Singing is alternate compressions and rarefactions of the air. Wouldn't we expect that to amplitude modulate any musical instrument that is driven by our air supply? If I blow softer or harder (within limitations) on a wind instrument, the sound is louder/softer - isn't that amplitude modulation?
So if I play a 400Hz note on a wind instrument, and sing at 600 Hz, I would expect there to be a 200Hz difference signal, the original carrier of 400 Hz, and a sum of 1000Hz.

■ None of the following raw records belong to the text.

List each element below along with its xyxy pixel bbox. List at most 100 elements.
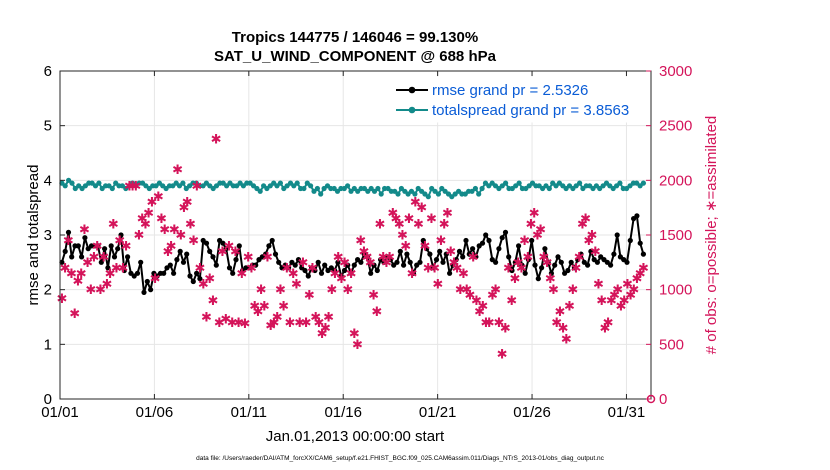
obs-point: ✱ (583, 233, 594, 248)
rmse-point (269, 237, 275, 244)
rmse-point (460, 254, 466, 260)
obs-point: ✱ (381, 255, 392, 270)
obs-point: ✱ (60, 260, 71, 275)
rmse-point (203, 240, 210, 246)
obs-point: ✱ (143, 206, 154, 221)
rmse-point (121, 267, 127, 274)
x-tick-label: 01/16 (324, 404, 362, 421)
y-left-tick-label: 2 (44, 282, 52, 299)
obs-point: ✱ (307, 260, 318, 275)
rmse-point (483, 232, 489, 238)
obs-point: ✱ (297, 255, 308, 270)
obs-point: ✱ (458, 266, 469, 281)
obs-point: ✱ (185, 217, 196, 232)
obs-point: ✱ (69, 306, 80, 321)
rmse-point (440, 259, 446, 265)
obs-point: ✱ (538, 249, 549, 264)
y-axis-right: 0 500 1000 1500 2000 2500 3000 (646, 63, 692, 408)
rmse-point (368, 270, 374, 276)
obs-point: ✱ (294, 315, 305, 330)
rmse-point (335, 259, 341, 265)
rmse-point (236, 243, 242, 249)
x-tick-label: 01/11 (231, 404, 267, 421)
obs-point: ✱ (474, 304, 485, 319)
y-right-tick-label: 0 (659, 391, 667, 408)
rmse-point (115, 246, 121, 252)
obs-point: ✱ (426, 211, 437, 226)
rmse-point (545, 259, 551, 265)
spread-point (476, 191, 482, 197)
rmse-point (102, 246, 108, 252)
rmse-point (95, 243, 101, 249)
legend: rmse grand pr = 2.5326 totalspread grand… (391, 76, 647, 123)
obs-point: ✱ (362, 249, 373, 264)
obs-point: ✱ (330, 266, 341, 281)
obs-point: ✱ (580, 211, 591, 226)
series-layer: ✱✱✱✱✱✱✱✱✱✱✱✱✱✱✱✱✱✱✱✱✱✱✱✱✱✱✱✱✱✱✱✱✱✱✱✱✱✱✱✱… (56, 131, 648, 361)
obs-point: ✱ (85, 282, 96, 297)
rmse-point (519, 262, 525, 268)
rmse-point (565, 267, 571, 274)
obs-point: ✱ (124, 178, 135, 193)
rmse-point (394, 259, 400, 265)
spread-point (308, 183, 314, 189)
spread-point (318, 191, 324, 197)
rmse-point (608, 262, 614, 268)
spread-point (345, 183, 351, 189)
obs-point: ✱ (616, 299, 627, 314)
obs-point: ✱ (529, 206, 540, 221)
obs-point: ✱ (256, 282, 267, 297)
rmse-point (456, 248, 463, 254)
obs-point: ✱ (268, 315, 279, 330)
rmse-point (213, 262, 219, 268)
obs-point: ✱ (285, 315, 296, 330)
obs-point: ✱ (349, 326, 360, 341)
obs-point: ✱ (609, 288, 620, 303)
rmse-point (522, 270, 528, 276)
rmse-point (404, 251, 410, 257)
rmse-point (585, 262, 591, 268)
obs-point: ✱ (481, 315, 492, 330)
obs-point: ✱ (66, 266, 77, 281)
obs-point: ✱ (352, 337, 363, 352)
spread-point (617, 180, 623, 186)
obs-point: ✱ (416, 200, 427, 215)
rmse-point (525, 257, 532, 263)
obs-point: ✱ (252, 304, 263, 319)
obs-point: ✱ (281, 260, 292, 275)
obs-point: ✱ (137, 211, 148, 226)
rmse-point (190, 278, 196, 285)
obs-point: ✱ (558, 320, 569, 335)
spread-point (435, 191, 441, 197)
obs-point: ✱ (567, 282, 578, 297)
rmse-point (624, 259, 630, 265)
rmse-point (450, 262, 456, 268)
rmse-point (184, 251, 190, 257)
rmse-point (253, 262, 259, 268)
chart-title: Tropics 144775 / 146046 = 99.130% (232, 29, 478, 46)
rmse-point (371, 262, 377, 268)
rmse-point (453, 257, 459, 263)
obs-point: ✱ (635, 266, 646, 281)
obs-point: ✱ (259, 299, 270, 314)
spread-point (412, 191, 418, 197)
rmse-point (315, 259, 321, 265)
rmse-point (496, 246, 502, 252)
rmse-point (75, 243, 81, 249)
rmse-point (358, 259, 364, 265)
obs-point: ✱ (346, 266, 357, 281)
x-tick-label: 01/06 (136, 404, 174, 421)
rmse-point (272, 251, 279, 257)
obs-point: ✱ (587, 228, 598, 243)
obs-point: ✱ (632, 271, 643, 286)
obs-point: ✱ (487, 288, 498, 303)
obs-point: ✱ (130, 178, 141, 193)
obs-point: ✱ (333, 249, 344, 264)
obs-point: ✱ (76, 266, 87, 281)
obs-point: ✱ (56, 291, 67, 306)
rmse-point (210, 254, 216, 260)
legend-rmse-marker (408, 86, 416, 94)
rmse-point (187, 273, 193, 279)
obs-point: ✱ (111, 260, 122, 275)
legend-spread-label: totalspread grand pr = 3.8563 (432, 102, 629, 119)
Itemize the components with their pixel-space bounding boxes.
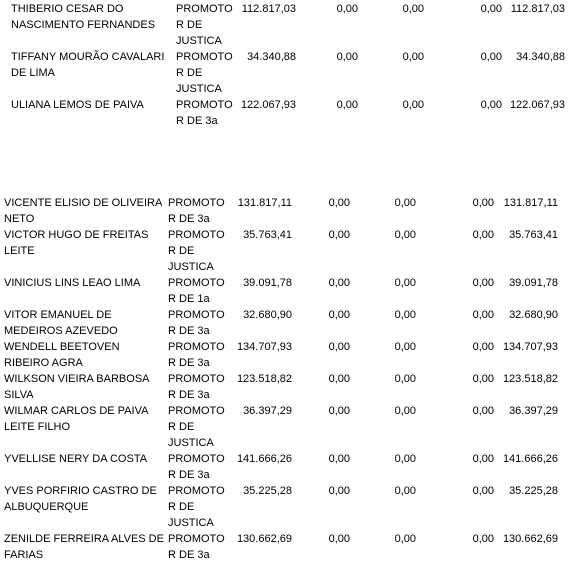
value-cell-v4: 0,00 (472, 197, 494, 209)
value-cell-v2: 0,00 (328, 453, 350, 465)
value-cell-v3: 0,00 (394, 197, 416, 209)
value-cell-v1: 122.067,93 (240, 99, 296, 111)
value-cell-v4: 0,00 (472, 309, 494, 321)
role-cell: PROMOTO R DE 3a (168, 197, 225, 225)
value-cell-v4: 0,00 (472, 373, 494, 385)
value-cell-v3: 0,00 (394, 309, 416, 321)
employee-name-cell: WILMAR CARLOS DE PAIVA LEITE FILHO (4, 405, 148, 433)
role-cell: PROMOTO R DE JUSTICA (176, 51, 233, 95)
value-cell-v3: 0,00 (402, 99, 424, 111)
value-cell-v3: 0,00 (394, 277, 416, 289)
value-cell-v4: 0,00 (472, 405, 494, 417)
role-cell: PROMOTO R DE 3a (168, 309, 225, 337)
value-cell-v1: 36.397,29 (243, 405, 292, 417)
value-cell-v1: 39.091,78 (243, 277, 292, 289)
value-cell-v4: 0,00 (480, 99, 502, 111)
employee-name-cell: YVES PORFIRIO CASTRO DE ALBUQUERQUE (4, 485, 157, 513)
role-cell: PROMOTO R DE JUSTICA (176, 3, 233, 47)
employee-name-cell: ULIANA LEMOS DE PAIVA (11, 99, 144, 111)
role-cell: PROMOTO R DE 3a (168, 341, 225, 369)
value-cell-v2: 0,00 (328, 341, 350, 353)
value-cell-v2: 0,00 (328, 197, 350, 209)
role-cell: PROMOTO R DE 1a (168, 277, 225, 305)
value-cell-v3: 0,00 (394, 405, 416, 417)
value-cell-v4: 0,00 (472, 453, 494, 465)
role-cell: PROMOTO R DE JUSTICA (168, 229, 225, 273)
value-cell-v2: 0,00 (328, 373, 350, 385)
value-cell-v3: 0,00 (394, 229, 416, 241)
value-cell-v3: 0,00 (402, 51, 424, 63)
value-cell-v5: 131.817,11 (503, 197, 558, 209)
role-cell: PROMOTO R DE 3a (168, 373, 225, 401)
value-cell-v4: 0,00 (480, 3, 502, 15)
value-cell-v2: 0,00 (328, 229, 350, 241)
value-cell-v3: 0,00 (394, 533, 416, 545)
value-cell-v5: 141.666,26 (502, 453, 558, 465)
employee-name-cell: YVELLISE NERY DA COSTA (4, 453, 148, 465)
value-cell-v1: 131.817,11 (237, 197, 292, 209)
employee-name-cell: ZENILDE FERREIRA ALVES DE FARIAS (4, 533, 164, 561)
value-cell-v1: 32.680,90 (243, 309, 292, 321)
value-cell-v5: 122.067,93 (509, 99, 565, 111)
value-cell-v2: 0,00 (328, 533, 350, 545)
value-cell-v1: 35.225,28 (243, 485, 292, 497)
value-cell-v4: 0,00 (480, 51, 502, 63)
value-cell-v3: 0,00 (394, 485, 416, 497)
value-cell-v4: 0,00 (472, 277, 494, 289)
role-cell: PROMOTO R DE 3a (168, 533, 225, 561)
value-cell-v1: 34.340,88 (247, 51, 296, 63)
value-cell-v2: 0,00 (336, 3, 358, 15)
value-cell-v5: 134.707,93 (502, 341, 558, 353)
value-cell-v4: 0,00 (472, 533, 494, 545)
value-cell-v5: 35.763,41 (509, 229, 558, 241)
employee-name-cell: VITOR EMANUEL DE MEDEIROS AZEVEDO (4, 309, 118, 337)
value-cell-v2: 0,00 (336, 51, 358, 63)
value-cell-v4: 0,00 (472, 229, 494, 241)
role-cell: PROMOTO R DE JUSTICA (168, 405, 225, 449)
value-cell-v5: 130.662,69 (502, 533, 558, 545)
value-cell-v5: 32.680,90 (509, 309, 558, 321)
value-cell-v2: 0,00 (328, 405, 350, 417)
value-cell-v5: 112.817,03 (510, 3, 565, 15)
value-cell-v5: 35.225,28 (509, 485, 558, 497)
value-cell-v1: 141.666,26 (236, 453, 292, 465)
employee-name-cell: WILKSON VIEIRA BARBOSA SILVA (4, 373, 149, 401)
value-cell-v3: 0,00 (402, 3, 424, 15)
role-cell: PROMOTO R DE 3a (168, 453, 225, 481)
value-cell-v2: 0,00 (328, 277, 350, 289)
role-cell: PROMOTO R DE 3a (176, 99, 233, 127)
value-cell-v1: 112.817,03 (241, 3, 296, 15)
value-cell-v1: 35.763,41 (243, 229, 292, 241)
value-cell-v5: 34.340,88 (516, 51, 565, 63)
value-cell-v5: 123.518,82 (502, 373, 558, 385)
value-cell-v1: 123.518,82 (236, 373, 292, 385)
value-cell-v2: 0,00 (328, 485, 350, 497)
value-cell-v3: 0,00 (394, 341, 416, 353)
value-cell-v3: 0,00 (394, 373, 416, 385)
employee-name-cell: VINICIUS LINS LEAO LIMA (4, 277, 141, 289)
value-cell-v1: 130.662,69 (236, 533, 292, 545)
value-cell-v2: 0,00 (336, 99, 358, 111)
value-cell-v1: 134.707,93 (236, 341, 292, 353)
value-cell-v5: 39.091,78 (509, 277, 558, 289)
value-cell-v4: 0,00 (472, 341, 494, 353)
value-cell-v3: 0,00 (394, 453, 416, 465)
employee-name-cell: TIFFANY MOURÃO CAVALARI DE LIMA (11, 51, 165, 79)
value-cell-v2: 0,00 (328, 309, 350, 321)
employee-name-cell: VICENTE ELISIO DE OLIVEIRA NETO (4, 197, 162, 225)
employee-name-cell: WENDELL BEETOVEN RIBEIRO AGRA (4, 341, 120, 369)
value-cell-v5: 36.397,29 (509, 405, 558, 417)
employee-name-cell: THIBERIO CESAR DO NASCIMENTO FERNANDES (11, 3, 156, 31)
employee-name-cell: VICTOR HUGO DE FREITAS LEITE (4, 229, 149, 257)
role-cell: PROMOTO R DE JUSTICA (168, 485, 225, 529)
value-cell-v4: 0,00 (472, 485, 494, 497)
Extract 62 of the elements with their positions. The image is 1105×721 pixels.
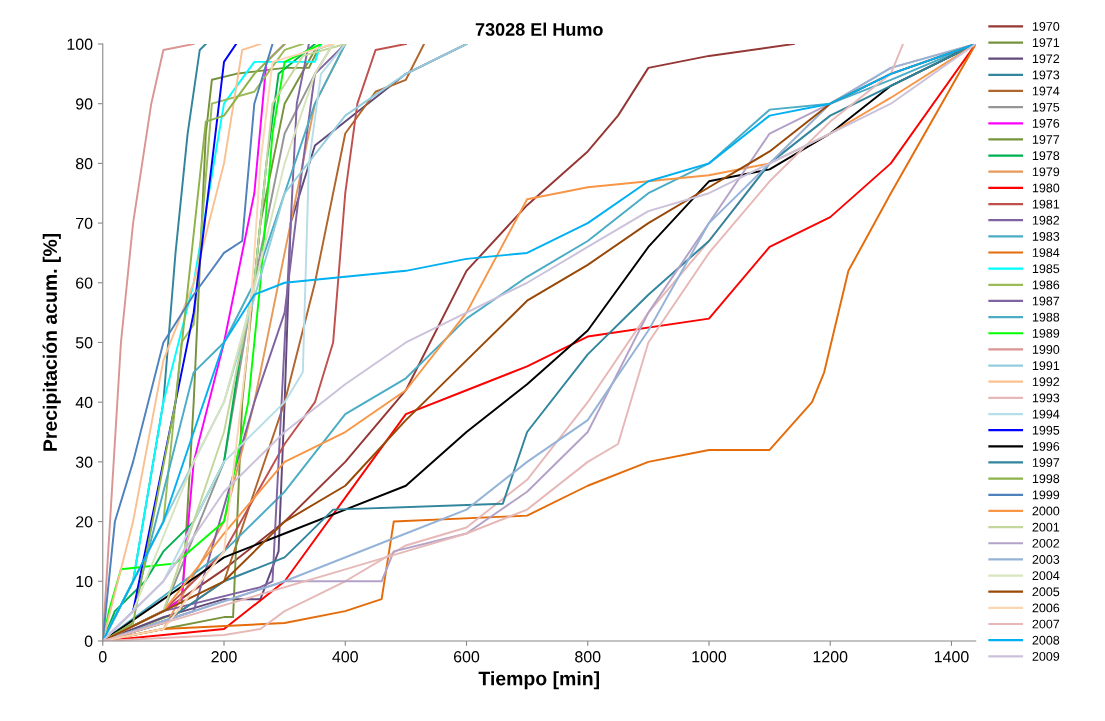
legend-label: 1993: [1032, 393, 1060, 403]
legend-label: 2008: [1032, 635, 1060, 645]
legend-label: 1979: [1032, 167, 1060, 177]
y-tick-label: 10: [76, 575, 93, 588]
legend-label: 1990: [1032, 345, 1060, 354]
x-tick-label: 0: [98, 651, 107, 663]
x-tick-label: 800: [575, 651, 601, 663]
y-tick-label: 30: [75, 456, 93, 468]
legend-label: 1995: [1032, 425, 1060, 435]
y-tick-label: 0: [84, 635, 93, 647]
legend-label: 1994: [1032, 409, 1060, 419]
legend-label: 1980: [1032, 183, 1060, 193]
legend-label: 2003: [1032, 555, 1060, 564]
legend-label: 1999: [1032, 490, 1060, 500]
legend-label: 1971: [1032, 38, 1060, 48]
x-tick-label: 200: [211, 651, 237, 663]
legend-label: 1998: [1032, 474, 1060, 484]
legend-label: 1997: [1032, 458, 1060, 467]
legend-label: 1988: [1032, 312, 1060, 322]
legend-label: 1975: [1032, 102, 1060, 112]
legend-label: 1989: [1032, 328, 1060, 338]
legend-label: 1986: [1032, 280, 1060, 290]
legend-label: 2001: [1032, 522, 1060, 532]
x-tick-label: 600: [453, 651, 480, 663]
legend-label: 1982: [1032, 215, 1060, 225]
legend-label: 2006: [1032, 603, 1060, 613]
x-tick-label: 1400: [934, 651, 969, 663]
x-tick-label: 400: [332, 651, 358, 663]
chart-title: 73028 El Humo: [475, 22, 603, 36]
legend-label: 1976: [1032, 118, 1060, 128]
legend-label: 2009: [1032, 651, 1060, 661]
x-axis-title: Tiempo [min]: [478, 671, 600, 690]
legend-label: 1974: [1032, 86, 1060, 96]
legend-label: 1984: [1032, 248, 1060, 257]
x-tick-label: 1200: [813, 651, 848, 663]
y-tick-label: 60: [76, 277, 93, 289]
legend-label: 1977: [1032, 135, 1060, 144]
y-tick-label: 80: [75, 158, 93, 170]
legend-label: 1985: [1032, 264, 1060, 274]
x-tick-label: 1000: [692, 651, 727, 663]
y-tick-label: 70: [76, 217, 93, 230]
y-tick-label: 90: [76, 98, 93, 110]
y-tick-label: 100: [67, 38, 93, 50]
legend-label: 1978: [1032, 151, 1060, 161]
y-tick-label: 50: [75, 337, 93, 349]
legend-label: 1992: [1032, 377, 1060, 387]
legend-label: 1996: [1032, 441, 1060, 451]
legend-label: 2005: [1032, 587, 1060, 597]
legend-label: 1972: [1032, 54, 1060, 64]
legend-label: 2000: [1032, 506, 1060, 516]
legend-label: 2004: [1032, 571, 1060, 581]
legend-label: 1983: [1032, 231, 1060, 241]
y-axis-title: Precipitación acum. [%]: [42, 233, 61, 451]
y-tick-label: 40: [75, 396, 93, 409]
legend-label: 2002: [1032, 538, 1060, 548]
legend-label: 1981: [1032, 199, 1060, 209]
legend-label: 2007: [1032, 619, 1060, 629]
y-tick-label: 20: [76, 516, 93, 528]
legend-label: 1973: [1032, 70, 1060, 80]
legend-label: 1970: [1032, 22, 1060, 31]
legend-label: 1987: [1032, 296, 1060, 306]
legend-label: 1991: [1032, 361, 1060, 371]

OP said he did not observe this difference frequency on a flute? Perhaps the flute is not so sensitive to the variations in air pressure that singing produces (and it's rather tough to sing loudly while maintaining the embouchure required to sound a note on a flute! - But we hopefully have some fans of the Jethro Tull band and Ian Anderson.). So not observing may not equate with "not existing"? And perhaps what I assume is the far greater non-linearity in a reed instrument, that the effect is far more pronounced with a reed? I no longer have a clarinet at my disposal, so I refer here:
https://www.britannica.com/art/reed-instrument
I believe this one-sided constricted motion of the reed is why
@Baluncore earlier made the comparison of the reed to a diode.
So, isn't that all that is needed? I don't understand, from the definition of amplitude modulation, why any sort of 'storage' is required?